Anatomie d’une Chute, débute tel un film de procès classique. Divisé en deux parties, un acte criminel et un jugement, l’enjeu est clair : notre protagoniste a-t-elle commis un meurtre ? Cependant, rapidement, les situations se multiplient et se complexifient, transformant les enjeux du long-métrage en une Hydre de Lerne. À peine pense-t-on avoir tiré une conclusion qu’apparaissent deux nouvelles idées, conférant un rythme effréné au film. Avec ce quatrième film, Justine Triet se hisse parmi les réalisatrices françaises les plus captivantes de tous les temps, révélant ainsi “l’Anatomie d’une Ascension Cinématographique”.
ANATOMIE D’UN REGARD
Le corps de Samuel (Samuel Theis) est découvert par son fils, un garçon de 11 ans souffrant de déficience visuelle. Le jeune Daniel (Milo Machado Graner) ne peut donc discerner si la mort résulte d’une chute accidentelle ou d’un meurtre commis par sa propre mère, Sandra (Sandra Hüller). Cette introduction violente et frappante introduit plusieurs éléments. En premier lieu, le scénario du film consiste à élucider un mystère suscité par l’absence de vision.

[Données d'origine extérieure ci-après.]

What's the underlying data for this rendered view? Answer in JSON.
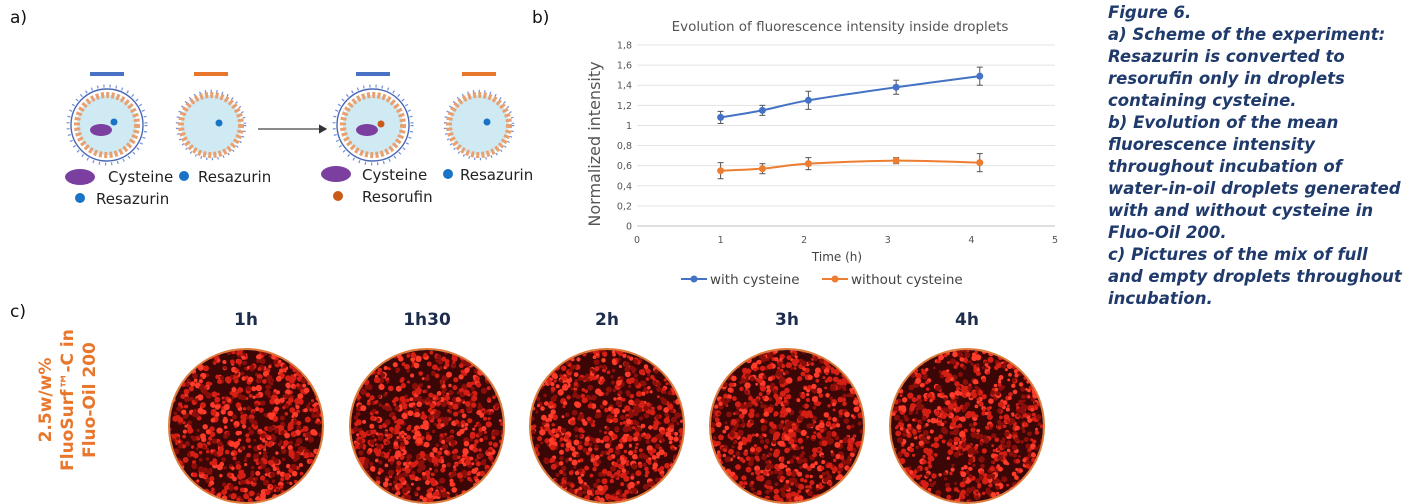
{
  "panels": {
    "a": "a)",
    "b": "b)",
    "c": "c)"
  },
  "scheme": {
    "legend_left": [
      {
        "label": "Cysteine",
        "color": "#7b3fa0"
      },
      {
        "label": "Resazurin",
        "color": "#1a73c6"
      },
      {
        "label": "Resazurin",
        "color": "#1a73c6"
      }
    ],
    "legend_right": [
      {
        "label": "Cysteine",
        "color": "#7b3fa0"
      },
      {
        "label": "Resazurin",
        "color": "#1a73c6"
      },
      {
        "label": "Resorufin",
        "color": "#c85a1a"
      }
    ],
    "bar_colors": [
      "#4a72c4",
      "#e8762c"
    ]
  },
  "chart_data": {
    "type": "line",
    "title": "Evolution of fluorescence intensity inside droplets",
    "xlabel": "Time (h)",
    "ylabel": "Normalized intensity",
    "xlim": [
      0,
      5
    ],
    "ylim": [
      0,
      1.8
    ],
    "x_ticks": [
      "0",
      "1",
      "2",
      "3",
      "4",
      "5"
    ],
    "y_ticks": [
      "0",
      "0,2",
      "0,4",
      "0,6",
      "0,8",
      "1",
      "1,2",
      "1,4",
      "1,6",
      "1,8"
    ],
    "grid": true,
    "legend_position": "bottom",
    "series": [
      {
        "name": "with cysteine",
        "color": "#4472c4",
        "x": [
          1,
          1.5,
          2.05,
          3.1,
          4.1
        ],
        "y": [
          1.08,
          1.15,
          1.25,
          1.38,
          1.49
        ],
        "err": [
          0.06,
          0.05,
          0.09,
          0.07,
          0.09
        ]
      },
      {
        "name": "without cysteine",
        "color": "#ed7d31",
        "x": [
          1,
          1.5,
          2.05,
          3.1,
          4.1
        ],
        "y": [
          0.55,
          0.57,
          0.62,
          0.65,
          0.63
        ],
        "err": [
          0.08,
          0.05,
          0.06,
          0.03,
          0.09
        ]
      }
    ]
  },
  "caption": {
    "title": "Figure 6.",
    "a": "a) Scheme of the experiment: Resazurin is converted to resorufin only in droplets containing cysteine.",
    "b": "b) Evolution of the mean fluorescence intensity throughout incubation of water-in-oil droplets generated with and without cysteine in Fluo-Oil 200.",
    "c": "c) Pictures of the mix of full and empty droplets throughout incubation."
  },
  "panel_c": {
    "side_label_line1": "2.5w/w%",
    "side_label_line2": "FluoSurf™-C in",
    "side_label_line3": "Fluo-Oil 200",
    "times": [
      "1h",
      "1h30",
      "2h",
      "3h",
      "4h"
    ]
  }
}
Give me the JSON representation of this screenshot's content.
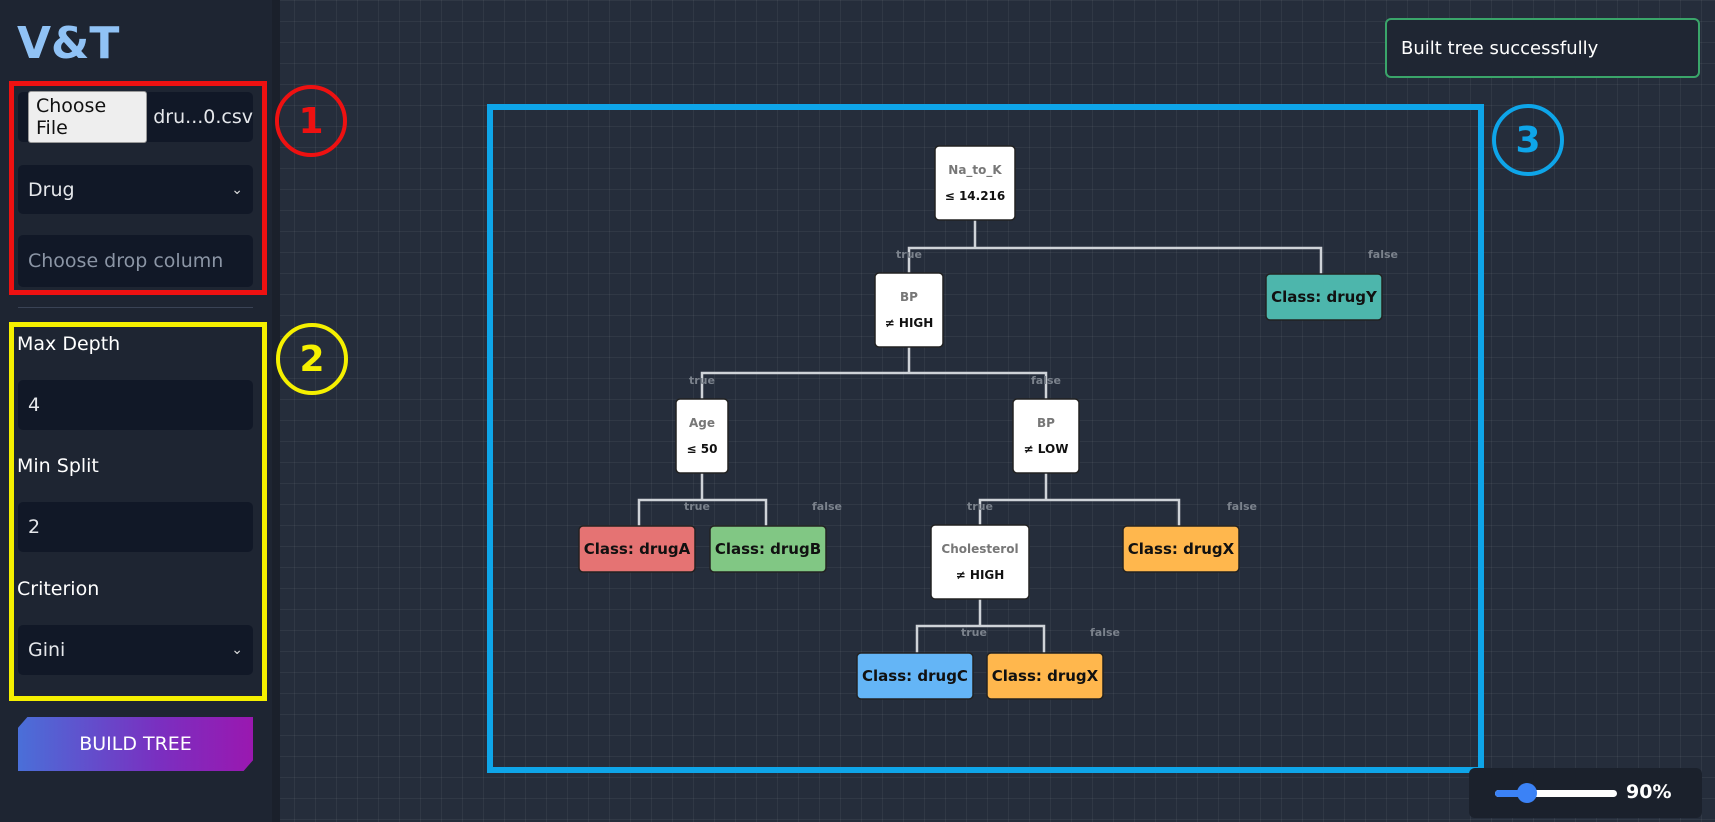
{
  "sidebar": {
    "logo": "V&T",
    "file_button": "Choose File",
    "file_name": "dru...0.csv",
    "target_select": "Drug",
    "drop_column_placeholder": "Choose drop column",
    "max_depth_label": "Max Depth",
    "max_depth_value": "4",
    "min_split_label": "Min Split",
    "min_split_value": "2",
    "criterion_label": "Criterion",
    "criterion_value": "Gini",
    "build_button": "BUILD TREE"
  },
  "annotations": [
    "1",
    "2",
    "3"
  ],
  "toast": "Built tree successfully",
  "zoom": "90%",
  "tree": {
    "splits": [
      {
        "feature": "Na_to_K",
        "condition": "≤ 14.216",
        "true_label": "true",
        "false_label": "false"
      },
      {
        "feature": "BP",
        "condition": "≠ HIGH",
        "true_label": "true",
        "false_label": "false"
      },
      {
        "feature": "Age",
        "condition": "≤ 50",
        "true_label": "true",
        "false_label": "false"
      },
      {
        "feature": "BP",
        "condition": "≠ LOW",
        "true_label": "true",
        "false_label": "false"
      },
      {
        "feature": "Cholesterol",
        "condition": "≠ HIGH",
        "true_label": "true",
        "false_label": "false"
      }
    ],
    "leaves": [
      {
        "label": "Class: drugY",
        "color": "#4db6ac"
      },
      {
        "label": "Class: drugA",
        "color": "#e57373"
      },
      {
        "label": "Class: drugB",
        "color": "#81c784"
      },
      {
        "label": "Class: drugX",
        "color": "#ffb74d"
      },
      {
        "label": "Class: drugC",
        "color": "#64b5f6"
      },
      {
        "label": "Class: drugX",
        "color": "#ffb74d"
      }
    ]
  }
}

L’enfant est privé de vue tandis que son chien l’accompagnant est privé de parole. Ainsi, la réalisatrice nous plonge initialement dans la même situation que ce duo, c’est-à-dire sans toutes les informations nécessaires pour résoudre l’énigme. Pour combler ces lacunes, car en tant que spectateurs voyeuristes nous sommes assoiffés de connaissances, nous adoptons la perspective des enquêteurs parcourant le chalet familial. À partir de ce drame initial, Justine Triet et son co-scénariste (également son compagnon) Arthur Harari multiplient les points de vue engagés. Des extraits vidéo, des flashbacks, des visions mentales des personnages et de nombreuses autres techniques narratives viennent enrichir le film. Cette diversification des perspectives confère une complexité narrative et cinématographique. En effet, nous doutons de la véracité de ce que nous observons à l’écran, influençant ainsi notre jugement personnel. C’est notamment le cas lorsque des reconstitutions de discours d’un enfant malvoyant sont présentées, lesquelles peuvent être interprétées de différentes manières. Au-delà de cette complexité narrative, ces multiples points de vue insufflent à ce quatrième long-métrage un élément récurrent dans les films de Triet : le chaos.
ANATOMIE DU CHAOS
Au cinéma, Justine Triet a longtemps exploré le thème du chaos. Que ce soit dans La Bataille de Solférino, où l’élection présidentielle de 2012 bouleversait la vie d’une journaliste, dans Victoria, qui dépeignait déjà le chaos d’un tribunal, ou encore dans Sybil, se penchant davantage sur les troubles psychologiques. Anatomie d’une Chute fusionne tous ces éléments, combinant la présence médiatique prégnante, le cadre juridique restrictif et l’analyse psychologique des personnages, afin de créer un long-métrage aussi chaotique que possible. La réalisatrice part ainsi de deux huis-clos, le chalet isolé et le tribunal, qu’elle transforme ensuite en environnements vivants et expansifs. Dans le contexte de la montagne, le chaos surgit de l’introduction de personnages extérieurs dans ce lieu intime et privé. Des policiers et enquêteurs viennent disséquer la vie familiale de Sandra au sein de son propre foyer. Simultanément, le personnage de Marge, employée du système judiciaire, pénètre dans le domicile familial pour étudier la relation entre la mère et son fils, accentuant ainsi l’intrusion dans la vie “bien organisée” de Sandra.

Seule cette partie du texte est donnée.